Originating in Northeast China,1 kombucha is a fermented tea, enriched with probiotics and antioxidants, that has been around since approximately 200 B.C. Though kombucha is said to harnesses the same benefits as tea, the main differences between tea and kombucha are the addition of certain strains of bacteria, yeast, and sugar and the fermentation processes. To boot, kombucha is carbonated and tends to be more bitter in taste, compared to the tea from which it was made.
Typically, the bacteria, yeast, and sugar are added to a base of a tea (green or black tea are most common). Then, the mixture is fermented for at least a week. The first fermentation process allows the bacteria to multiply and, along with the yeast, consume most of the sugar, enhancing the beverage’s probiotic content, which will provide the gut with an abundance of healthy bacteria as well as convert the tea into a slightly sour and lightly carbonated drink. But the overall flavor and supplementary health benefits of kombucha depend on the type of tea used and any other dietary additives.
For the second fermentation process, flavoring ingredients, such as spices, fruits, and/or honey, are added to the kombucha, which is then set aside for an additional 3 to 10 days. Added ingredients for the second fermentation process can also be tailored to enhancing select nutrients that target specific medical conditions and symptoms (i.e., anti-inflammatory). Popular flavors of kombucha include lemon ginger, blueberry, strawberry, mint lime mojito, and apple cinnamon.

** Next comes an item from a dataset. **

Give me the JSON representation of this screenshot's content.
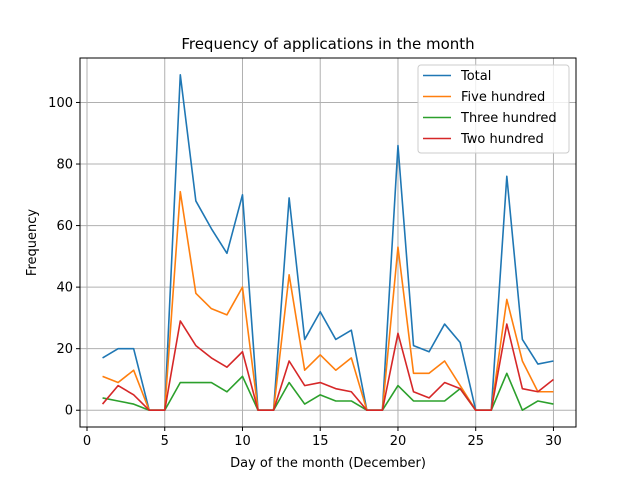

- Troitino C. Kombucha 101: demystifying the past, present and future of the fermented tea drink. 1 Feb 2017. Forbes. https://www.forbes.com/sites/christinatroitino/2017/02/01/ kombucha-101-demystifying-the-past-present-and-future-of-the-fermented-tea- drink/?sh=291aece84ae2. Accessed 11 Jan 2021.
- Jayabalan R, Malbaša RV, Lončar ES, et al. A review on kombucha tea—microbiology, composition, fermentation, beneficial effects, toxicity, and tea fungus. Compr Rev Food Sci Food Saf. 2014;13(4):538–550.
- Chakravorty S, Bhattacharya S, Chatzinotas A, et al. Kombucha tea fermentation: microbial and biochemical dynamics. Int J Food Microbiol. 2016;220:63–72.
- Mayser P, Fromme S, Leitzmann C, Gründer K. The yeast spectrum of the ‘tea fungus Kombucha’. Mycoses. 1995;38(7-8):289–295.